Bicycle exporters also demanded a corporate tax cut to 12%, in line with that for apparel and leather product exporters, from the existing rate of 15%.

Not all the members of the bicycle manufacturers association are enjoying bonded warehousing facilities.

Some 9 of 15 association members have bonded warehouses, said the association’s Secretary General Md Luthful Bari.

“Neither the bonded exporters nor the non-bonded ones find the incentive meaningful,” he said.

The 4% cash incentive, apparently applicable to the non-bonded exporters, would not help them at all as they are paying manifold higher duties on raw material and parts imports, he added.

For example, the duties range from 10% to 45% for bicycle frame, fork, brake, seat post, paddle, chain, wheel hubs, and paint imports.

Motorcycle industry, on the other hand, is paying 1%-10% duties against the imports of their key raw materials and parts including engine, transmission and gear parts, and raw material for frame building, while the industry is given 10% cash incentives on exports.

Furniture industry, against their 5%-25% duties against raw materials, are availing 15% cash incentive.

Plastic product exporters pay 5% duties and avail 10% cash incentive, leather products exporters pay 5%-10% duties and get 15% cash incentive, while ceramic product exporters pay 1%-5% duties on raw material imports and get 10% cash incentive.

Cash incentive would help non-bonded bicycle exporters contribute to export if they avail 15% cash incentive as an alternative to bonded-warehousing facility.

“The cash incentive, in fact, has slashed the incentive to non-bonded bicycle exporters,” Bari told The Business Standard.   

Bicycle parts manufacturers and exporters belong to the light engineering industry and they were availing 10% cash incentives that later was raised to 15%.

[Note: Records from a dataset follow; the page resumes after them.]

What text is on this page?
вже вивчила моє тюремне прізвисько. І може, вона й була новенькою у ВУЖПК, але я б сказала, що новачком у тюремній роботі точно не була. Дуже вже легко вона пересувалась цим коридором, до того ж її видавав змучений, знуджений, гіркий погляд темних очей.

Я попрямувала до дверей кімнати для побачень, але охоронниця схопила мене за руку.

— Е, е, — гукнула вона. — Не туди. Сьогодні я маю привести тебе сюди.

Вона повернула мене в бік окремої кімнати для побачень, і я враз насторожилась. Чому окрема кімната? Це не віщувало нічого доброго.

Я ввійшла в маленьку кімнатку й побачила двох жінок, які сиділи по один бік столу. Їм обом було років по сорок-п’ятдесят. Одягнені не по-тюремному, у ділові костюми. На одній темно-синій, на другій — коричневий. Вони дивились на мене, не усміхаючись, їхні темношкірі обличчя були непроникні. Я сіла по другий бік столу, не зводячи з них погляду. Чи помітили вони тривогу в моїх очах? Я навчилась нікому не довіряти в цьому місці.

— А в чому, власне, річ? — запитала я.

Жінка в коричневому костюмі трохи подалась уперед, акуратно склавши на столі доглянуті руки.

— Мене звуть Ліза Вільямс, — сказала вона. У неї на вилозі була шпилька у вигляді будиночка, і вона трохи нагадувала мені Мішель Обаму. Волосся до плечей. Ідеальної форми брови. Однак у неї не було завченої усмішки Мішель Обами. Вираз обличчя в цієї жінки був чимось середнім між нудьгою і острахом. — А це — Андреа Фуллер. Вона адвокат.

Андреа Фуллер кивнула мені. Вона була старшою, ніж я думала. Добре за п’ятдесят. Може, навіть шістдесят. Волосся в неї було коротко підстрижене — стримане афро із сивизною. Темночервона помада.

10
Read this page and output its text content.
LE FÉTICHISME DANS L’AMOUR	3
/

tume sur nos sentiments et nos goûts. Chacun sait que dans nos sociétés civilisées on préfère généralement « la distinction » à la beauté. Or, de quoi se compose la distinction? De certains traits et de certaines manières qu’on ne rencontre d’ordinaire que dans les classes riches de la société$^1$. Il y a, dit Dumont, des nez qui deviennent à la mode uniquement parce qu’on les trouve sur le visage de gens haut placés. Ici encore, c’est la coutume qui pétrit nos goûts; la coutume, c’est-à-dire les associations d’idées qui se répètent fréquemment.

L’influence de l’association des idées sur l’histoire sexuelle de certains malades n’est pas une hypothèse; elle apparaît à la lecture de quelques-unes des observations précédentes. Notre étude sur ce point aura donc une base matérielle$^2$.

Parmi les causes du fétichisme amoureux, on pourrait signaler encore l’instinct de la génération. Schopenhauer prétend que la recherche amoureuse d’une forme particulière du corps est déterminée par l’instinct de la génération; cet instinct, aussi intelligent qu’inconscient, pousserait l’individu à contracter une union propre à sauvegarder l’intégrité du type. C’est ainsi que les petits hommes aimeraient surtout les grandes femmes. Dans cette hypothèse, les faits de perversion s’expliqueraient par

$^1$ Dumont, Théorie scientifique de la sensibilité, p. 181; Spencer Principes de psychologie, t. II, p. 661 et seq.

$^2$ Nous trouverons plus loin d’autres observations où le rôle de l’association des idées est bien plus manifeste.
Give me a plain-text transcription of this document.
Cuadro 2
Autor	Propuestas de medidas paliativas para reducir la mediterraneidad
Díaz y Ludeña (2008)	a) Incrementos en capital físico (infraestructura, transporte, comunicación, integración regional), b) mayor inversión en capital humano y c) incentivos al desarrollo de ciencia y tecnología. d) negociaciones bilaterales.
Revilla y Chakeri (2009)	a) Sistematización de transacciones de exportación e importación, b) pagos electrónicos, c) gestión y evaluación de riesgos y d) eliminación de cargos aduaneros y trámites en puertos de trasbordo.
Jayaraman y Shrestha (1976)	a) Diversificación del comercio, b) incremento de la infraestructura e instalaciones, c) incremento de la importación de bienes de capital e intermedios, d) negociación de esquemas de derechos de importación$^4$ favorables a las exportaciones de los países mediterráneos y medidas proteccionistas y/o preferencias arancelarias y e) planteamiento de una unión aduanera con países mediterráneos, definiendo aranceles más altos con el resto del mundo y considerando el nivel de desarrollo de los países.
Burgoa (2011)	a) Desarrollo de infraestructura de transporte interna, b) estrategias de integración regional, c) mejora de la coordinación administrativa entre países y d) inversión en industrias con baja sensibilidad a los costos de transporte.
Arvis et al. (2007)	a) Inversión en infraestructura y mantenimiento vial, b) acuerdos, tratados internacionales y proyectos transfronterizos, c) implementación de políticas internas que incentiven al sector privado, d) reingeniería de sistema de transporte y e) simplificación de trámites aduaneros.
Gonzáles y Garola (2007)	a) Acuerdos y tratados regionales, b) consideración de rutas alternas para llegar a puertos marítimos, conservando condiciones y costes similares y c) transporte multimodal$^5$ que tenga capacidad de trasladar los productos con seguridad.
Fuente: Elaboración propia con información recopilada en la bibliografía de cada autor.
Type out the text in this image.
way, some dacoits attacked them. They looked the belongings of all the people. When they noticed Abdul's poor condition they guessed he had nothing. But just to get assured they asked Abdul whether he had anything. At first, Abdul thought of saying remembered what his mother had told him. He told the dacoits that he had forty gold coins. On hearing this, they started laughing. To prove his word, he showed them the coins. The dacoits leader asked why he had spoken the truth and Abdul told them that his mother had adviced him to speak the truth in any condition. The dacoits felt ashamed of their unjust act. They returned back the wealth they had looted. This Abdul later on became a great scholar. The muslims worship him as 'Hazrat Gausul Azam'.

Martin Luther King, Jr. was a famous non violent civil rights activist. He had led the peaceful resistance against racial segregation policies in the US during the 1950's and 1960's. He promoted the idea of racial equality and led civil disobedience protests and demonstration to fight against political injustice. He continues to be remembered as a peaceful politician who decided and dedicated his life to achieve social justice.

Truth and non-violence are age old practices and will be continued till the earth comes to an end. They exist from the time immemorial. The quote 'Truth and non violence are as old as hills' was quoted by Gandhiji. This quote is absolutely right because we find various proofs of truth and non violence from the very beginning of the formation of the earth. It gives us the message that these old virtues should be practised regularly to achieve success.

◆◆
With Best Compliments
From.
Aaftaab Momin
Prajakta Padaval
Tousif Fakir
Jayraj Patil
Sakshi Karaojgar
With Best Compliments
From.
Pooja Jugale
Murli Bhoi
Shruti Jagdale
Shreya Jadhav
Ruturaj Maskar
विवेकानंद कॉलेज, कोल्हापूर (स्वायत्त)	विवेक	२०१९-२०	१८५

The incentive helped increase bicycle parts exports from the country.

But, the particular 4% cash incentive for the bicycle industry came up as contradictory one and of course not a winning offer to the parts exporters.

The association requested the government to keep treating the bicycle parts exporters light engineering product exporters and let them avail their previous 15% cash incentive. Otherwise, bicycle parts exports would drop drastically, feared the association.

Bangladeshi bicycle manufacturers emerged as a major source of the European bicycle market, while they are exploring big opportunities in the American and African markets.

Meghna Group, Alita Bangladesh, RFL are among the leaders in bicycle exports from Bangladesh.

Despite the much less incentive, in comparison with the other major export sectors, Bangladeshi bicycle exporters continue thriving.

In the first eight months of the fiscal year (July-February), bicycle exports grew 21.29% year on year to $10.26 million, slightly less than the Export Promotion Bureau’s strategic target for the period.

The bicycle exporters could have beaten the target, if equally treated with the other thriving export sectors, in terms of incentives for export competitiveness, Bari said.